If you implemented your new NSStream to the documentation, you’ll have seen that scheduleInRunLoop:forMode: is required to create a proper NSStream subclass. So why is that method not being called, but this undocumented _scheduleInCFRunLoop:forMode: call being made instead? This has to do with “Toll Free Bridging”.
Although there are many NS classes that are perfectly “toll free” bridged to their CF counterparts, NSRunLoop is not one of them. CFRunLoop has a similar name, but these two are not compatible to switch between. Instead of calling the NSRunLoop methods that you implemented, the NSMutableURLConnection is trying to use the CF equivalents, methods that are undocumented.
It turns out that working around this is more trivial than it seems once you understand what is going on.
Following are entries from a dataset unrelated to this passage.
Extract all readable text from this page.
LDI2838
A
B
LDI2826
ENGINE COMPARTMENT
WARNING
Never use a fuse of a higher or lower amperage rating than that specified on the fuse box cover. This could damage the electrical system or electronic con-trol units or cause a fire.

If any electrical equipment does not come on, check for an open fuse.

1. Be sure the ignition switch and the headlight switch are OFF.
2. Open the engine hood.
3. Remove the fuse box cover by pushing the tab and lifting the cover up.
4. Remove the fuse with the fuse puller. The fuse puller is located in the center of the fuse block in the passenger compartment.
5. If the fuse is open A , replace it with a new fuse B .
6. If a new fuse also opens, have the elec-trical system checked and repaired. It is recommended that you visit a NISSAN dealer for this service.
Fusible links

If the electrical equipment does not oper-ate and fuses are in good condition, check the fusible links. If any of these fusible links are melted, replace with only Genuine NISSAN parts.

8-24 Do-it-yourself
The NSInputStreams that reads from NSData and file handles are perfectly capable of managing their own read operations without an external runloop, and since we plan to be multiplexing only those types of input to create our subclass, these two calls can be safely ignored altogether.
We still need them to be answered in our class when the URLConnection calls them, and we need to try to avoid getting caught up in any automatic “undocumented API” filters in the App Store submission. Let’s do that by not having those methods implemented directly, but instead have resolveInstanceMethod try to forward any undocumented calls to methods that don’t directly override undocumented APIs:
1 2 3 4 5 6 7 8 9 10 11 12 13 14 15 16 17 18 19 20 |
- (BOOL) setCFClientFlags:(CFOptionFlags)flgs callback:(CFReadStreamClientCallBack)cb context:(CFStreamClientContext*)ctx {
return NO;
}
- (void) scheduleInCFRunLoop:(CFRunLoopRef)loop forMode:(CFStringRef)mode {}
- (void) unscheduleFromCFRunLoop:(CFRunLoopRef)loop forMode:(CFStringRef)mode {}
+ (BOOL) resolveInstanceMethod:(SEL) selector {
NSString * name = NSStringFromSelector(selector);
if ([name hasPrefix:@"_"]) {
Method method = class_getInstanceMethod(self, NSSelectorFromString([name substringFromIndex:1]));
if (method) {
class_addMethod(self, selector, method_getImplementation(method), method_getTypeEncoding(method));
return YES;
}
}
return [super resolveInstanceMethod:selector];
} |
Simply add these lines to the class above and presto, now you have a fully functional NSInputStream that multiplexes substreams and allows you to upload any number of large files without ruining your application’s memory profile.
2 Comments
Thank you, Mason. That was a great efficient solution, works well when application is on the foreground. We had some hiccups using this in the background. Would you publish file stream solution?
Can you give a working example using this code? I would greatly appreciate it. Thanks!